I played with pleasures, made them to my mind,
Changed each ere tasting. When she came indeed,
First her hair touched me, then I grew to feed
On the sense of her hand; her mouth at last
Touched me between the cheek and lip and past
Over my face with kisses here and there
Sown in and out across the eyes and hair.

Still I said nothing; till she set her face

More close and harder on the kissing-place,

And her mouth caught like a snake's mouth, and stung

So faint and tenderly, the fang scarce clung

More than a bird's foot: yet a wound it grew,

A great one, let this red mark witness you
Under the left breast; and the stroke thereof
So clove my sense that I woke out of love

And knew not what this dream was nor had wit;
But now God knows if I have skill of it."
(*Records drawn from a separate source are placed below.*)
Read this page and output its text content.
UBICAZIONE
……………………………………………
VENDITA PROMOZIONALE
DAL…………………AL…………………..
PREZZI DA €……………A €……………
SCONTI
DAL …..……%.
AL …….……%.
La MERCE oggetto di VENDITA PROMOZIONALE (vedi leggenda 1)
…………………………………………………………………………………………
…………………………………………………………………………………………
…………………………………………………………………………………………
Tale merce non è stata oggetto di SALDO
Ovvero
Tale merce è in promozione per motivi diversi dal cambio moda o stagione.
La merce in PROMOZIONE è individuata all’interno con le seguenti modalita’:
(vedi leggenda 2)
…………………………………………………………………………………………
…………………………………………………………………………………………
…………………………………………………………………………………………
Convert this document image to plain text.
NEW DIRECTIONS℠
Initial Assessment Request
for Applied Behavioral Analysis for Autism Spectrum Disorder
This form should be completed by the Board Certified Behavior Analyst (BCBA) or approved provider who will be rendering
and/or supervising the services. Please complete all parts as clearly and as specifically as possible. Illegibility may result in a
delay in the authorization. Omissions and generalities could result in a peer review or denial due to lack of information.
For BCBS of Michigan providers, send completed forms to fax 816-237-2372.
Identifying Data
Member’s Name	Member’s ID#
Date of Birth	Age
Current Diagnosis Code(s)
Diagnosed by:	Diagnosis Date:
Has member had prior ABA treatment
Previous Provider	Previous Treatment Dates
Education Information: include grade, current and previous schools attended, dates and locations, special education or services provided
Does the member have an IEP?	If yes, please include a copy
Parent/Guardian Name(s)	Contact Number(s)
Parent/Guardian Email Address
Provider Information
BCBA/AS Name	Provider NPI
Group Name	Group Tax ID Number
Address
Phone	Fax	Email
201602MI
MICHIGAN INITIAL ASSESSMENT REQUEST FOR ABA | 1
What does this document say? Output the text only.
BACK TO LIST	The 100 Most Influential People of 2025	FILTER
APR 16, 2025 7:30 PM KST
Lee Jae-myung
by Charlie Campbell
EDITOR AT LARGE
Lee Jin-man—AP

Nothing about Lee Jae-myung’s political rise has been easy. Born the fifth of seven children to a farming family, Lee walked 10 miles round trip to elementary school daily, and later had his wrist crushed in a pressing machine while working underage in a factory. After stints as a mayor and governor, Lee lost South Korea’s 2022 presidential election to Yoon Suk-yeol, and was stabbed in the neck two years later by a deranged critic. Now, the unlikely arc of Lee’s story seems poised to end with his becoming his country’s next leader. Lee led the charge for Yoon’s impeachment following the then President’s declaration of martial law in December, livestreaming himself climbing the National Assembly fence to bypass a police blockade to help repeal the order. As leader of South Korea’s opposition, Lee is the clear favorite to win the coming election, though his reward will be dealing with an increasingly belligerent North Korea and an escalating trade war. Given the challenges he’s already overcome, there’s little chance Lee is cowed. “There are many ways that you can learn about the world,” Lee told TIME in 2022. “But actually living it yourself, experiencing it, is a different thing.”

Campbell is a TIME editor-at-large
Hereat she laid one palm against her lips
To stop their trembling; as when water slips
Out of a beak-mouthed vessel with faint noise
And chuckles in the narrowed throat and cloys
The carven rims with murmuring, so came
Words in her lips with no word right of them,
A beaten speech thick and disconsolate,
Till his smile ceasing waxed compassionate
Of her sore fear that grew from anything—
The sound of the strong summer thickening
In heated leaves of the smooth apple-trees:
The day's breath felt about the ash-branches,
And noises of the noon whose weight still grew
On the hot heavy-headed flowers, and drew
Their red mouths open till the rose-heart ached;
For eastward all the crowding rose was slaked

And soothed with shade; but westward all its growth
Seemed to breathe hard with heat as a man doth
Who feels his temples newly feverous.

And even with such motion in her brows

As that man hath in whom sick days begin,

She turned her throat and spake, her voice being thin As a sick man's, sudden and tremulous;

"Sweet, if this end be come indeed on us,

Let us love more;" and held his mouth with hers.